Birth of Caroline Herschel
The pioneering astronomer was born on March 16th, 1750.
Prospects seemed dreary for young Caroline Herschel when her father said that, since she lacked either beauty or wealth, she could forget marriage. Apparently all that remained for her was a life of dull drudgery as an unpaid housekeeper in Hanover. But escape came when she was 22, thanks to her elder brother William, who had deserted from the Hanoverian army and set up home in England (then sharing the same royal family) and was now a musician in fashionable Bath. Happier here, though still housekeeping, Caroline began training as a singer, and she also found herself drawn to William’s new enthusiasm: amateur astronomy.
At first she helped her brother with casting, grinding and polishing the reflecting mirrors for his ever bigger and better telescopes. Caroline recorded his observations and calculated star positions for him. Then nine years later, William made his biggest discovery: a new planet, the seventh member of the family (including Earth) moving around the Sun. Astutely, William named the new planet Georgium Sidus after George III, but Uranus was more popular and is the name that has remained.
William Herschel quickly became famous, gaining scientific honours and the King’s keen interest. He was appointed ‘Royal Astronomer’ with a salary that allowed him to abandon music as a career, and with Caroline’s help he made telescopes which sold for high prices. They moved house, close to the royal family at Windsor, and within a few years Caroline became a competent astronomer in her own right, discovering eight new comets and three new nebulae. She was officially appointed assistant royal astronomer and paid a salary. Although not the first woman to pursue astronomy, Herschel was the first to be an active and successful researcher, to hold a paid post in astronomy, and to receive honours for her work (including the Gold Medal of the Royal Astronomical Society in 1828). She even became a member of two scientific societies in a period when the admission of women was almost unknown.

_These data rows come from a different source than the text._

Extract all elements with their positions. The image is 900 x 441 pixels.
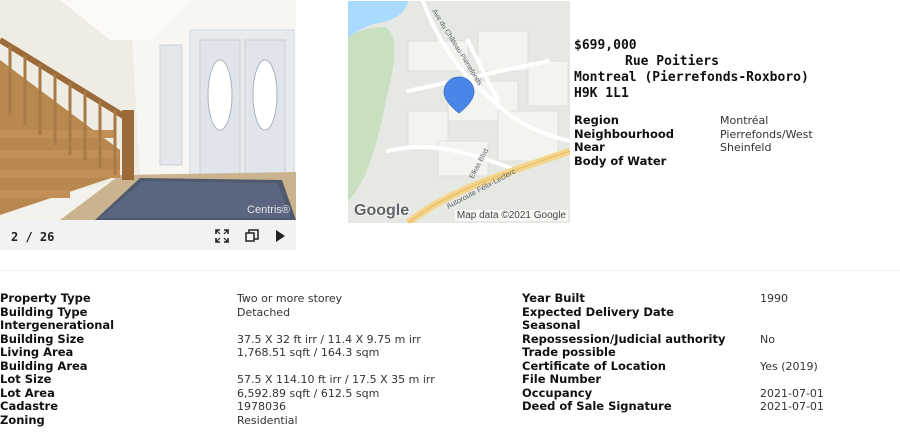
listing-postal-code: H9K 1L1 bbox=[574, 86, 629, 101]
photo-toolbar: 2 / 26 bbox=[0, 222, 296, 250]
detail-row: Occupancy 2021-07-01 bbox=[522, 385, 824, 401]
detail-row: Year Built 1990 bbox=[522, 291, 824, 306]
detail-row: Deed of Sale Signature 2021-07-01 bbox=[522, 399, 824, 414]
detail-value: 1,768.51 sqft / 164.3 sqm bbox=[237, 346, 380, 359]
detail-label: Seasonal bbox=[522, 318, 581, 332]
listing-street: Rue Poitiers bbox=[625, 54, 719, 69]
detail-value: Two or more storey bbox=[237, 292, 343, 305]
info-label: Region bbox=[574, 113, 619, 127]
detail-row: Seasonal bbox=[522, 318, 824, 333]
detail-label: Building Size bbox=[0, 331, 85, 346]
info-row: Neighbourhood Pierrefonds/West bbox=[574, 126, 813, 142]
detail-row: Building Area bbox=[0, 358, 435, 374]
detail-value: 1990 bbox=[760, 292, 788, 305]
info-value: Sheinfeld bbox=[720, 141, 772, 154]
detail-label: Occupancy bbox=[522, 385, 593, 400]
detail-row: Cadastre 1978036 bbox=[0, 399, 435, 414]
info-label: Near bbox=[574, 140, 605, 154]
detail-row: Certificate of Location Yes (2019) bbox=[522, 358, 824, 374]
section-divider bbox=[0, 270, 900, 271]
detail-row: Property Type Two or more storey bbox=[0, 291, 435, 306]
info-value: Pierrefonds/West bbox=[720, 127, 813, 141]
detail-value: No bbox=[760, 332, 775, 346]
detail-value: 2021-07-01 bbox=[760, 386, 824, 400]
info-label: Neighbourhood bbox=[574, 126, 674, 141]
map-attribution: Map data ©2021 Google bbox=[454, 210, 568, 221]
detail-row: Building Size 37.5 X 32 ft irr / 11.4 X 9… bbox=[0, 331, 435, 347]
detail-row: Repossession/Judicial authority No bbox=[522, 331, 824, 347]
listing-city: Montreal (Pierrefonds-Roxboro) bbox=[574, 70, 809, 85]
property-photo-image bbox=[0, 0, 296, 220]
detail-label: Intergenerational bbox=[0, 318, 115, 332]
fullscreen-icon[interactable] bbox=[213, 227, 231, 245]
detail-row: Building Type Detached bbox=[0, 304, 435, 320]
detail-row: Expected Delivery Date bbox=[522, 304, 824, 320]
detail-row: Living Area 1,768.51 sqft / 164.3 sqm bbox=[0, 345, 435, 360]
detail-value: Detached bbox=[237, 305, 291, 319]
detail-label: Lot Size bbox=[0, 372, 52, 386]
detail-label: Zoning bbox=[0, 412, 45, 427]
detail-row: File Number bbox=[522, 372, 824, 387]
info-row: Near Sheinfeld bbox=[574, 140, 813, 155]
detail-label: Building Type bbox=[0, 304, 88, 319]
info-row: Region Montréal bbox=[574, 113, 813, 128]
detail-label: Living Area bbox=[0, 345, 74, 359]
detail-row: Lot Size 57.5 X 114.10 ft irr / 17.5 X 35… bbox=[0, 372, 435, 387]
detail-label: Expected Delivery Date bbox=[522, 304, 674, 319]
detail-label: Cadastre bbox=[0, 399, 59, 413]
listing-price: $699,000 bbox=[574, 38, 637, 53]
info-row: Body of Water bbox=[574, 153, 813, 169]
play-icon[interactable] bbox=[271, 227, 289, 245]
detail-row: Zoning Residential bbox=[0, 412, 435, 428]
google-logo: Google bbox=[354, 202, 410, 219]
photo-counter: 2 / 26 bbox=[11, 230, 55, 244]
region-info: Region Montréal Neighbourhood Pierrefonds/… bbox=[574, 113, 813, 169]
info-value: Montréal bbox=[720, 114, 769, 127]
property-photo[interactable]: Centris® bbox=[0, 0, 296, 220]
copy-icon[interactable] bbox=[243, 227, 261, 245]
detail-value: 57.5 X 114.10 ft irr / 17.5 X 35 m irr bbox=[237, 373, 435, 386]
detail-label: File Number bbox=[522, 372, 602, 386]
detail-label: Trade possible bbox=[522, 345, 616, 359]
details-left: Property Type Two or more storey Building… bbox=[0, 291, 435, 428]
detail-row: Intergenerational bbox=[0, 318, 435, 333]
photo-gallery: Centris® 2 / 26 bbox=[0, 0, 296, 250]
detail-label: Deed of Sale Signature bbox=[522, 399, 672, 413]
details-right: Year Built 1990 Expected Delivery Date Se… bbox=[522, 291, 824, 414]
detail-row: Lot Area 6,592.89 sqft / 612.5 sqm bbox=[0, 385, 435, 401]
detail-label: Lot Area bbox=[0, 385, 55, 400]
location-map[interactable]: Ave du Château-Pierrefonds Elkas Blvd Au… bbox=[348, 1, 570, 223]
detail-label: Certificate of Location bbox=[522, 358, 666, 373]
detail-label: Property Type bbox=[0, 291, 91, 305]
detail-label: Repossession/Judicial authority bbox=[522, 331, 726, 346]
detail-value: 37.5 X 32 ft irr / 11.4 X 9.75 m irr bbox=[237, 332, 421, 346]
detail-label: Year Built bbox=[522, 291, 585, 305]
listing-address: $699,000 Rue Poitiers Montreal (Pierrefo… bbox=[574, 38, 809, 102]
map-image: Ave du Château-Pierrefonds Elkas Blvd Au… bbox=[348, 1, 570, 223]
photo-watermark: Centris® bbox=[247, 204, 290, 216]
info-label: Body of Water bbox=[574, 153, 667, 168]
detail-value: Residential bbox=[237, 413, 298, 427]
detail-label: Building Area bbox=[0, 358, 88, 373]
detail-value: 2021-07-01 bbox=[760, 400, 824, 413]
detail-value: Yes (2019) bbox=[760, 359, 818, 373]
detail-value: 6,592.89 sqft / 612.5 sqm bbox=[237, 386, 380, 400]
detail-row: Trade possible bbox=[522, 345, 824, 360]
detail-value: 1978036 bbox=[237, 400, 286, 413]
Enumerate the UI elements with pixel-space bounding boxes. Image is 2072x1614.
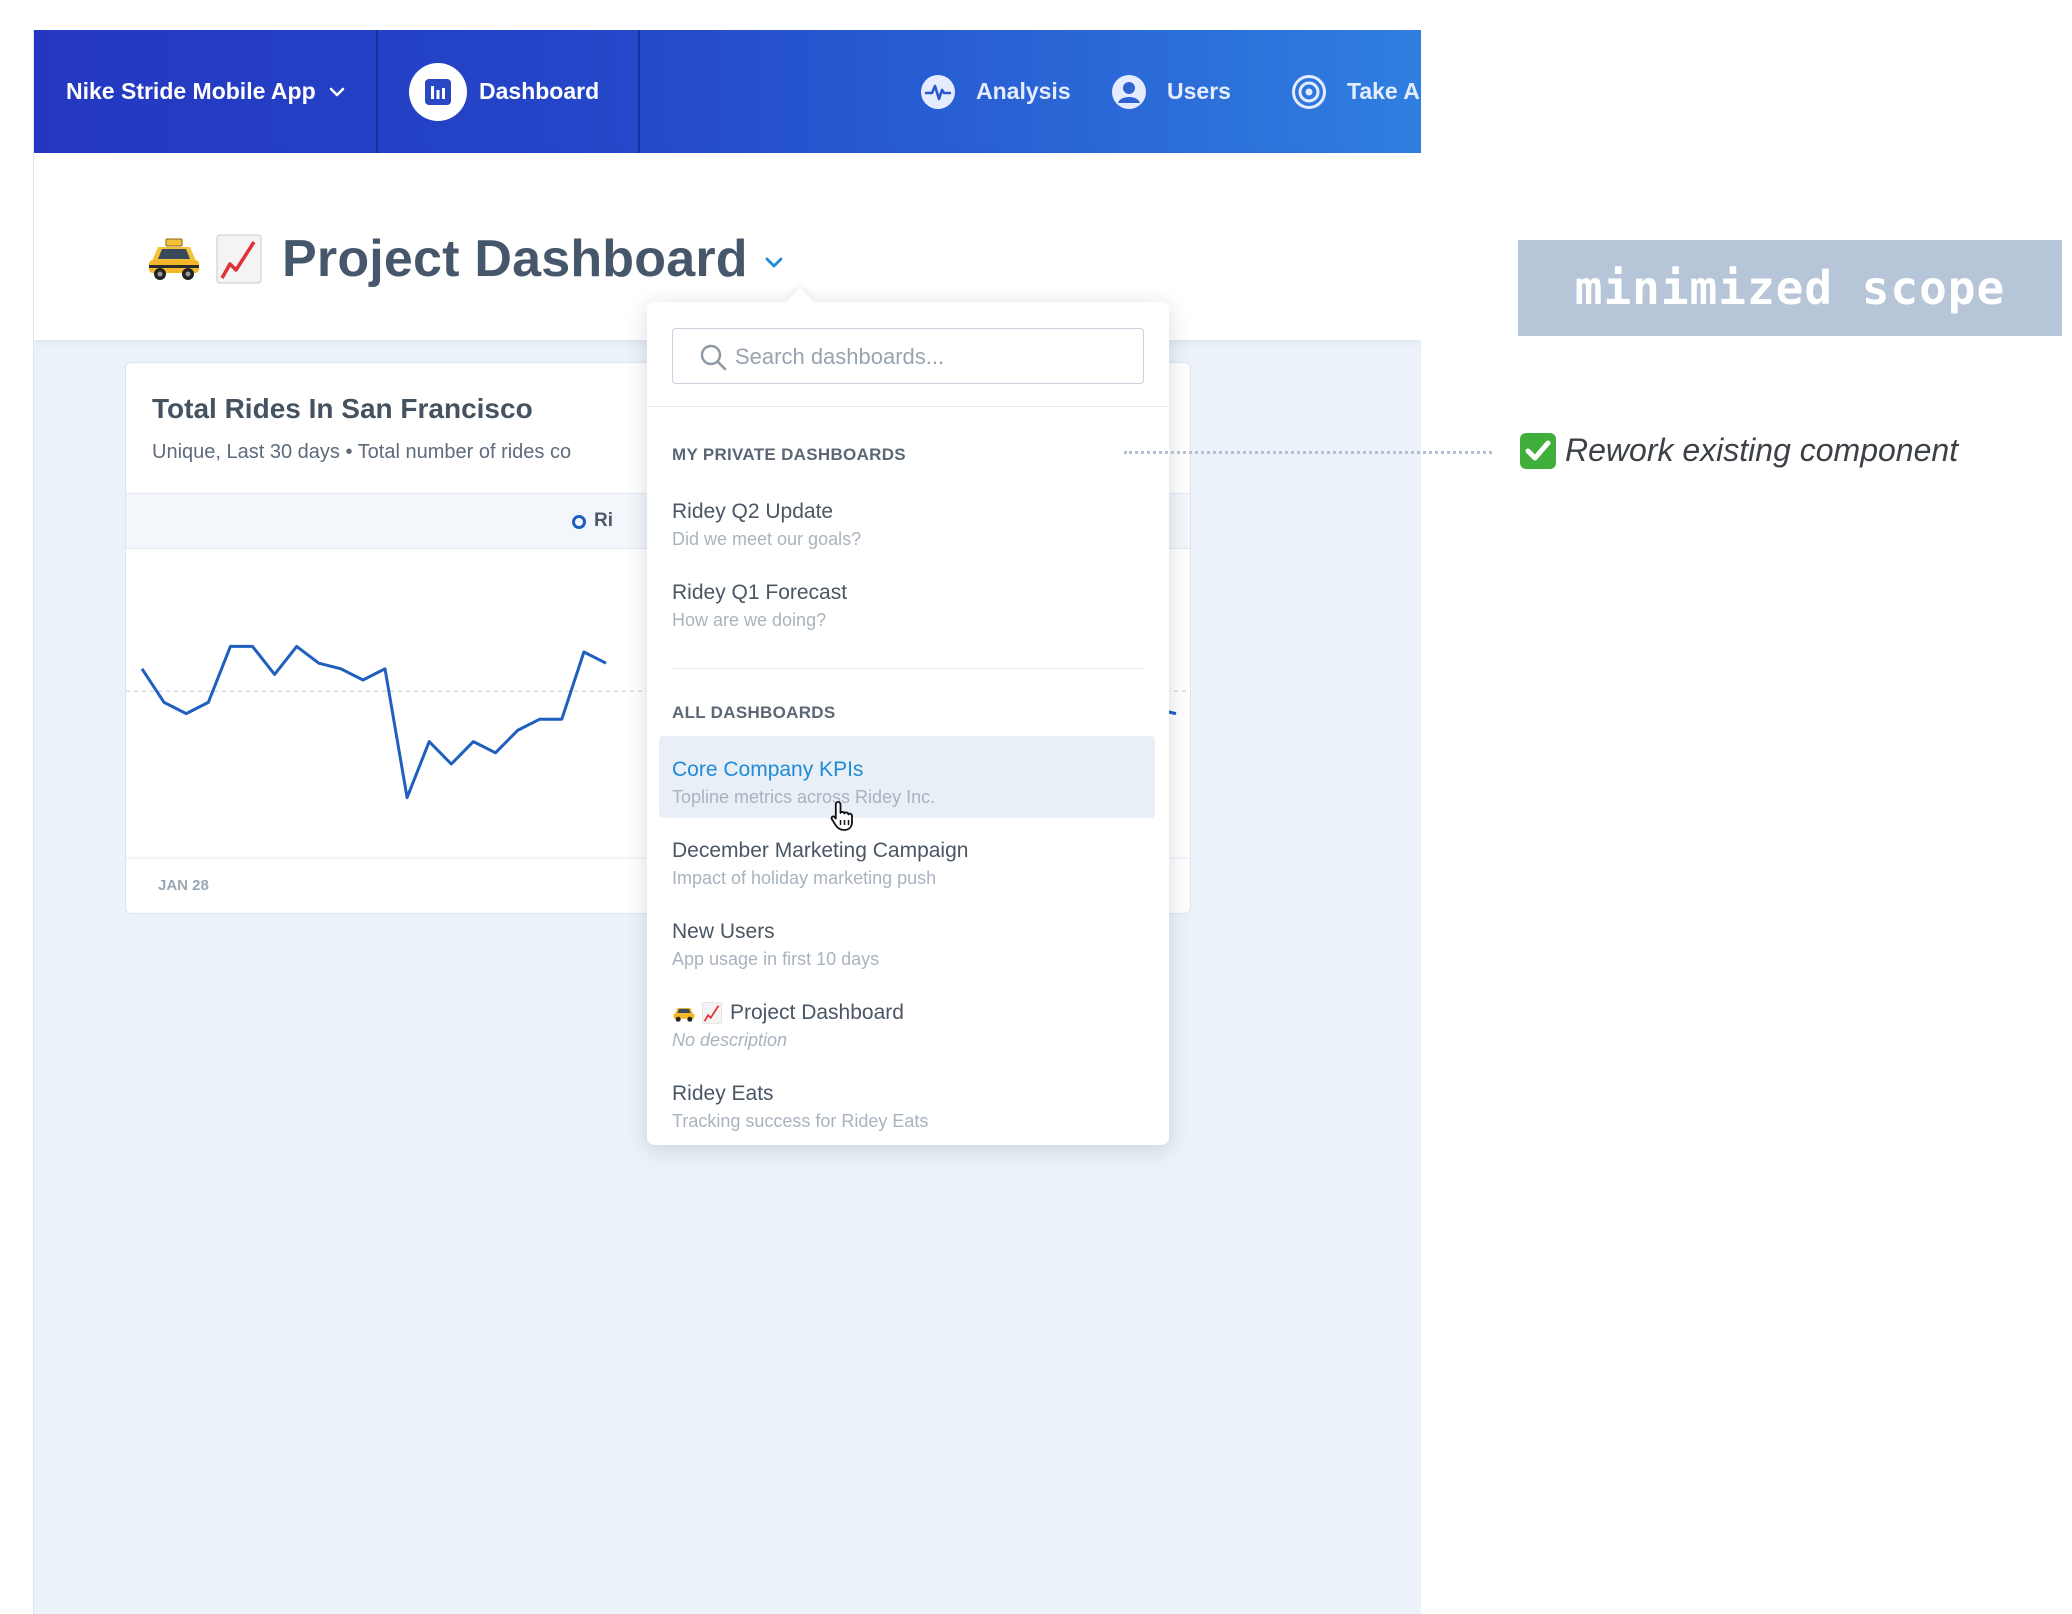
dashboard-item[interactable]: Ridey Eats Tracking success for Ridey Ea… [659,1060,1155,1142]
section-heading-private: MY PRIVATE DASHBOARDS [672,445,906,464]
app-window: Nike Stride Mobile App Dashboard Analysi… [33,30,1421,1614]
dashboard-title-row[interactable]: Project Dashboard [146,229,784,289]
user-icon [1112,74,1146,109]
dashboard-item-title-row: Project Dashboard [672,1001,904,1025]
dashboard-item-title: Ridey Q1 Forecast [672,581,848,604]
x-tick-label: JAN 28 [158,877,209,894]
dashboard-item-title: Project Dashboard [730,1001,904,1024]
pulse-icon [921,74,955,109]
annotation-note: Rework existing component [1565,432,1959,468]
dashboard-item-title: December Marketing Campaign [672,839,969,862]
dashboard-item[interactable]: Project Dashboard No description [659,979,1155,1061]
dashboard-item-description: No description [672,1030,788,1050]
dashboard-item-title: New Users [672,920,775,943]
dashboard-item-description: Tracking success for Ridey Eats [672,1111,929,1131]
page-title: Project Dashboard [282,230,748,288]
nav-separator [376,30,378,153]
scope-annotation: minimized scope [1518,240,2062,336]
chart-increasing-icon [702,1002,722,1024]
project-switcher[interactable]: Nike Stride Mobile App [66,30,346,153]
dashboard-item-description: App usage in first 10 days [672,949,880,969]
check-box-icon [1520,433,1556,469]
target-icon [1292,74,1326,109]
dashboard-switcher-dropdown: MY PRIVATE DASHBOARDS Ridey Q2 Update Di… [647,287,1169,1145]
dashboard-item[interactable]: Ridey Q1 Forecast How are we doing? [659,559,1155,641]
dashboard-item-description: How are we doing? [672,610,827,630]
chevron-down-icon [329,87,344,96]
dashboard-item-title: Ridey Eats [672,1082,774,1105]
dashboard-item[interactable]: December Marketing Campaign Impact of ho… [659,817,1155,899]
chart-increasing-icon [216,234,262,284]
search-icon [700,344,727,371]
nav-tab-dashboard-label: Dashboard [479,78,600,104]
dashboard-item[interactable]: New Users App usage in first 10 days [659,898,1155,980]
dashboard-item-description: Impact of holiday marketing push [672,868,937,888]
nav-tab-analysis-label: Analysis [976,78,1071,104]
dashboard-item-description: Topline metrics across Ridey Inc. [672,787,936,807]
nav-tab-users-label: Users [1167,78,1231,104]
divider [672,668,1144,669]
annotation-leader-line [1124,451,1492,454]
scope-label: minimized scope [1574,261,2006,315]
nav-tab-users[interactable]: Users [1111,30,1231,153]
search-input[interactable] [733,329,1137,385]
title-emoji [146,234,262,284]
nav-tab-analysis[interactable]: Analysis [920,30,1071,153]
dashboard-item[interactable]: Ridey Q2 Update Did we meet our goals? [659,478,1155,560]
chevron-down-icon[interactable] [764,256,784,270]
taxi-icon [673,1008,695,1022]
dashboard-item-title: Core Company KPIs [672,758,864,781]
series-line-segment [140,644,607,800]
divider [647,406,1169,407]
dashboard-icon [409,62,467,121]
nav-separator [638,30,640,153]
chart-title: Total Rides In San Francisco [152,393,533,424]
search-field[interactable] [672,328,1144,385]
nav-tab-take-action[interactable]: Take A [1291,30,1420,153]
hand-cursor-icon [830,801,853,831]
dashboard-item-description: Did we meet our goals? [672,529,862,549]
nav-tab-take-label: Take A [1347,78,1420,104]
chart-subtitle: Unique, Last 30 days • Total number of r… [152,441,572,463]
section-heading-all: ALL DASHBOARDS [672,703,836,722]
taxi-icon [149,238,199,280]
dashboard-item-core-company-kpis[interactable]: Core Company KPIs Topline metrics across… [659,736,1155,818]
top-navigation: Nike Stride Mobile App Dashboard Analysi… [34,30,1421,153]
nav-tab-dashboard[interactable]: Dashboard [409,30,599,153]
legend-label: Ri [594,510,613,531]
dashboard-item-title: Ridey Q2 Update [672,500,834,523]
legend-marker [572,515,586,529]
project-name: Nike Stride Mobile App [66,78,316,104]
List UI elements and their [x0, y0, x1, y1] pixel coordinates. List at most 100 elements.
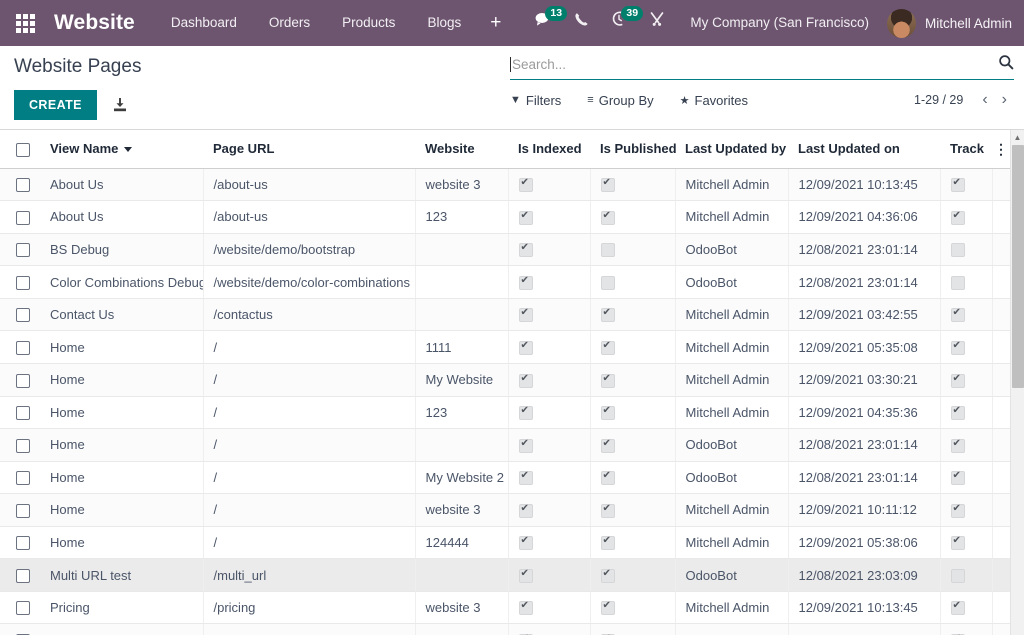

William died in 1822. With his sister’s unstinting help he had founded deep-sky astronomy, discovered a new planet, the Sun’s motion through space, and the true nature of the Milky Way as a galaxy which included the solar system towards its centre. After her brother’s death, Caroline, now in her seventies, returned to Hanover. She had helped shape the career of her favourite and talented nephew John (William’s son) and lived long enough to see him become Britain’s leading scientist. She died in 1848 aged 98.